Жаль только, что они этого не видят и не слышат, как говорится, намахался я кулаками после драки вволю.
Дома я слушаю уже более спокойную музыку и мечтаю, как я сделаю себе пластическую операцию, сменю имя и устроюсь егерем в какой-нибудь глуши, вдалеке от этого страшного города с его ночным беспределом, наркоманами, вампирами, типами с носилками и мёртвыми шлюхами с китайскими палочками в сердце.
Китайские палочки!!! Через минуту я уже смотрю на компьютере фото мёртвой девушки. Странно, но сам покойник не так впечатляет меня, как его фотографии. Они вызывают у меня чувства безысходности, я представляю, как умирал человек, что он чувствовал, и мысль о том, что он уже никогда не будет живым, всё, финита ля комедия. От реального трупа можно отвернуться, но от фотографии не отвернёшься, это как отпечаток в памяти, который уже не сотрёшь.
Эта девушка могла бы сейчас сладко спать, спрятав носик под одеялом.
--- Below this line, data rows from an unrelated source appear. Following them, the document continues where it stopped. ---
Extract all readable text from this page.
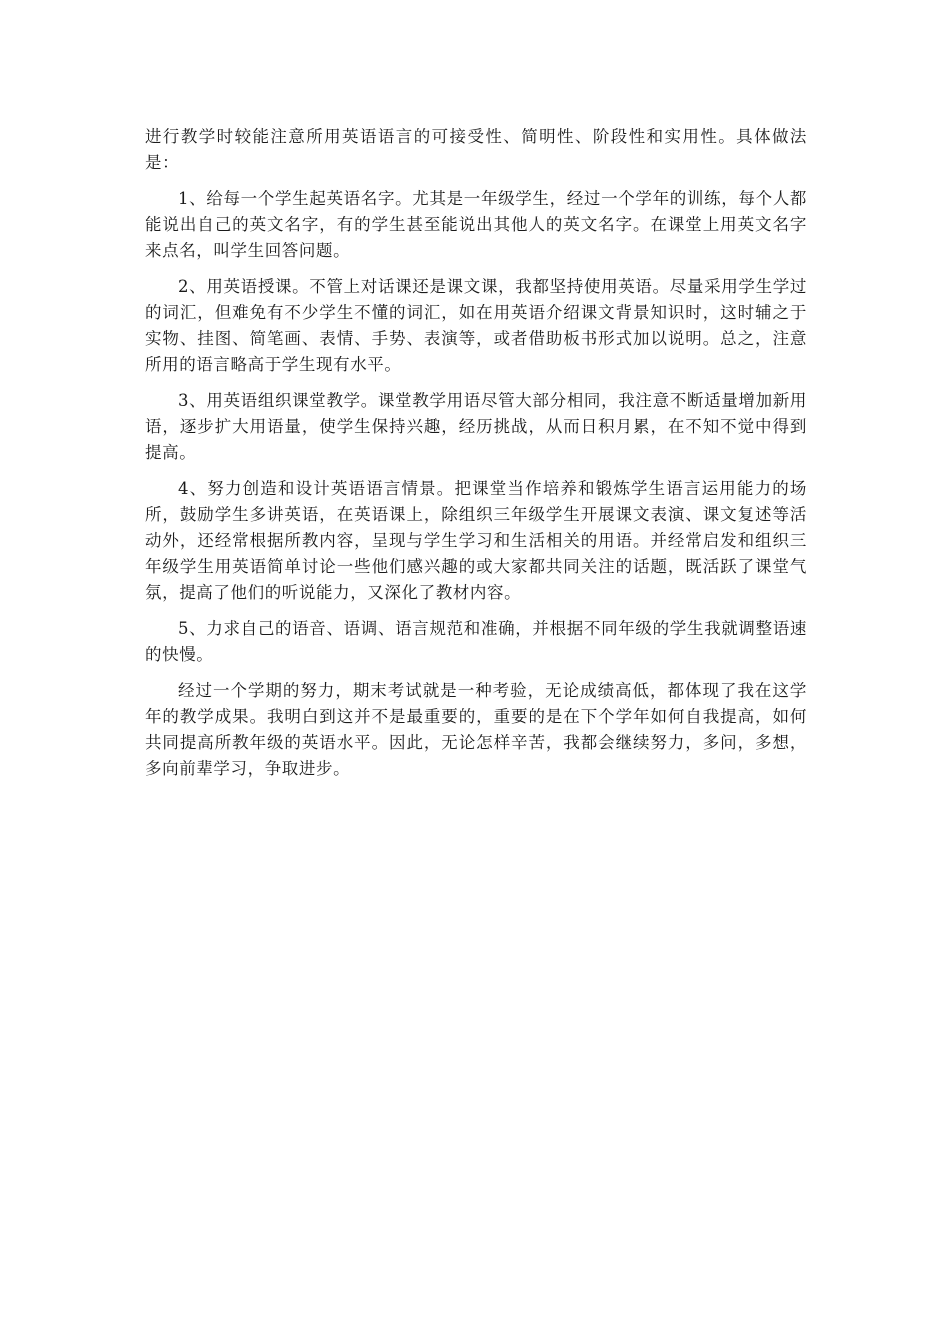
进行教学时较能注意所用英语语言的可接受性、简明性、阶段性和实用性。具体做法是：

1、给每一个学生起英语名字。尤其是一年级学生，经过一个学年的训练，每个人都能说出自己的英文名字，有的学生甚至能说出其他人的英文名字。在课堂上用英文名字来点名，叫学生回答问题。

2、用英语授课。不管上对话课还是课文课，我都坚持使用英语。尽量采用学生学过的词汇，但难免有不少学生不懂的词汇，如在用英语介绍课文背景知识时，这时辅之于实物、挂图、简笔画、表情、手势、表演等，或者借助板书形式加以说明。总之，注意所用的语言略高于学生现有水平。

3、用英语组织课堂教学。课堂教学用语尽管大部分相同，我注意不断适量增加新用语，逐步扩大用语量，使学生保持兴趣，经历挑战，从而日积月累，在不知不觉中得到提高。

4、努力创造和设计英语语言情景。把课堂当作培养和锻炼学生语言运用能力的场所，鼓励学生多讲英语，在英语课上，除组织三年级学生开展课文表演、课文复述等活动外，还经常根据所教内容，呈现与学生学习和生活相关的用语。并经常启发和组织三年级学生用英语简单讨论一些他们感兴趣的或大家都共同关注的话题，既活跃了课堂气氛，提高了他们的听说能力，又深化了教材内容。

5、力求自己的语音、语调、语言规范和准确，并根据不同年级的学生我就调整语速的快慢。

经过一个学期的努力，期末考试就是一种考验，无论成绩高低，都体现了我在这学年的教学成果。我明白到这并不是最重要的，重要的是在下个学年如何自我提高，如何共同提高所教年级的英语水平。因此，无论怎样辛苦，我都会继续努力，多问，多想，多向前辈学习，争取进步。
Или пить кофе на кухне с подругой и болтать о новинках гламура или заниматься любовью. Всё что угодно, вместо того, чтобы лежать со стеклянными глазами в носилках на полу фургона. Всего один неверный шаг, стечение обстоятельств, мгновение судьбы оборвало её жизнь. Если бы она поступила немного не так, как поступила, всё было бы иначе.
Что я ищу на фото? Не знаю сам, я рассмотрел её ещё там, на месте. Увеличиваю китайские палочки – обычные, одноразовые, без всякого орнамента, скорее всего из кафе с восточной кухней. В глазах у девицы никакого испуга, спокойствие и покой, даже истома. Она даже не поняла, что умерла, такая безмятежность была в выражении лица.
Я листаю фото одну за другой по кругу, пытаясь найти что-то, сам не знаю что. И вот просмотрев их все по десятку раз, я, наконец, нахожу то, что не давало мне покоя. Вот, на шее!!! Чуть выше левой ключицы у неё были две точки, я сначала подумал, что это родинки или капли крови, но сделав максимальное увеличение, я понял, что это за точки. Это были укусы, две дырочки в коже, с засохшей кровью по краям. Совсем как у меня на руке. Минут пять я тупо пялился на монитор, наливаясь страхом, потом меня стошнило, и я еле успел добежать до унитаза.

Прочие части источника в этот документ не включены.